Foto archivo

Aún no amanece en Valencia. Es domingo a las 3:00 a.m., el mejor día de la semana para la ya habitual jornada de Pegui y Magui Sánchez, las hermanas que comparten las luces de sus linternas y las de los faros de los pocos vehículos que pasan, cada madrugada, por una de las avenidas principales de La Isabelica. Lo hacen para poder vivir. Ellas se dedican a revisar cada bolsa, caja o envase de basura que producen los comercios de la zona. Un trabajo que ahora comparten con más de 30 personas y el cual se ha venido a menos para ellas, luego de ser descubierto y asumido por otros como un micronegocio de subsistencia.

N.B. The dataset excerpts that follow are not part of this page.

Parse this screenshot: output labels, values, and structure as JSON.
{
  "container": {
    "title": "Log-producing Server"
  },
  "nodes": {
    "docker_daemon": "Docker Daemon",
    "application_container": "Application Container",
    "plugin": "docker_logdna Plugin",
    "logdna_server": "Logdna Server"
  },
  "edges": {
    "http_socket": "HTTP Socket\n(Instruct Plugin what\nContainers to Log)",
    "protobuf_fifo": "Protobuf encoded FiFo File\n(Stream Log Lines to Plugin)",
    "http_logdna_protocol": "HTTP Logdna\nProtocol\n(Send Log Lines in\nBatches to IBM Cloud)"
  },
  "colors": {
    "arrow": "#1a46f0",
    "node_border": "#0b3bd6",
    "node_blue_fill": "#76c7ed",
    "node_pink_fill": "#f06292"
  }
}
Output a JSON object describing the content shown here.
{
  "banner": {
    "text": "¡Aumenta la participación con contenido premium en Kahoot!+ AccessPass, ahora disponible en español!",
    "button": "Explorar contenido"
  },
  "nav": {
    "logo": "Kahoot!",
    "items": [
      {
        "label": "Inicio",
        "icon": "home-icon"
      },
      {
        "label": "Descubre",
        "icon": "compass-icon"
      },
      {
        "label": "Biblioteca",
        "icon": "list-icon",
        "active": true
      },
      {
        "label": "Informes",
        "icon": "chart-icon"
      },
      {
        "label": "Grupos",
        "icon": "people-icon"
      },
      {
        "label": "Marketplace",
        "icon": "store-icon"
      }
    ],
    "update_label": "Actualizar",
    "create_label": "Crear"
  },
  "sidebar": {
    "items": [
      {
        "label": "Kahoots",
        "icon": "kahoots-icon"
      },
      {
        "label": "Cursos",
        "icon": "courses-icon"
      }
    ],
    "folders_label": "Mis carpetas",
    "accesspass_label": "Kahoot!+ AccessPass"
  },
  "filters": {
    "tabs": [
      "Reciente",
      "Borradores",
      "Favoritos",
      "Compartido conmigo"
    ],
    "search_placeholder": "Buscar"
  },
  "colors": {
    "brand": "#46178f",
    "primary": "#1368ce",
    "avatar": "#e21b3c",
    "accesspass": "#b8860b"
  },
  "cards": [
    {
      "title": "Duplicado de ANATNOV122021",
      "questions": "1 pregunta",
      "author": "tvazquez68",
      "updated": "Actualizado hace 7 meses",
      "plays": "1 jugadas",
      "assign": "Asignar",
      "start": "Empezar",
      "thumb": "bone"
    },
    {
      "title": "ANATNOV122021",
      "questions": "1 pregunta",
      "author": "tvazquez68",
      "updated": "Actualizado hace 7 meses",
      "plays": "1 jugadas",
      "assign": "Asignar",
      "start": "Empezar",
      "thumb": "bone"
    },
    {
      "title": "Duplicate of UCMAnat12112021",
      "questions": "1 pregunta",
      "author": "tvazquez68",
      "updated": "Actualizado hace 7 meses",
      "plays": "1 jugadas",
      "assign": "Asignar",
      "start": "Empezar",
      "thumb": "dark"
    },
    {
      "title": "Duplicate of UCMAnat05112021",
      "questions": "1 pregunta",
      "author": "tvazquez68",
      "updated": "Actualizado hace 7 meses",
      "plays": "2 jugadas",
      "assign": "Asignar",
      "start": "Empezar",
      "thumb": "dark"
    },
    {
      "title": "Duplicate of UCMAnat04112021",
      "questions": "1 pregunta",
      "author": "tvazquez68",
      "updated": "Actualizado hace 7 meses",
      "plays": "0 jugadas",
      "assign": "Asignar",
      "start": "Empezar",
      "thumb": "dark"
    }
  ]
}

Hace tres años eran las dueñas de la cuadra. Solo ellas y algunos animales caminaban por el lugar a esa hora. Antes de las 5:00 a.m. ya habían terminado. Tenían definido un horario: de lunes a viernes. Pero eso cambió cuando comenzaron a conocer desde adentro la dinámica y supieron que los fines de semana eran los días de mayor producción de desechos. Ahora, lo hacen antes que salga el sol de viernes a lunes.

Pegui es la mayor. Le falta un año para graduarse en la escuela de derecho. Magui está en tercer semestre de contaduría pública. Ambas estudian en la misma universidad privada y viven juntas con su mamá, una educadora jubilada cuya pensión no alcanza para sostener todos los gastos de la casa. La aspirante a abogada tuvo un par de trabajos en tiendas de ropa, pero solo en temporadas altas. Un día escuchó en clases a una compañera que parte de su familia se sostenía por la recolección de material reciclado, se interesó en el tema y decidió unirse. A los dos meses, su hermana también lo hizo.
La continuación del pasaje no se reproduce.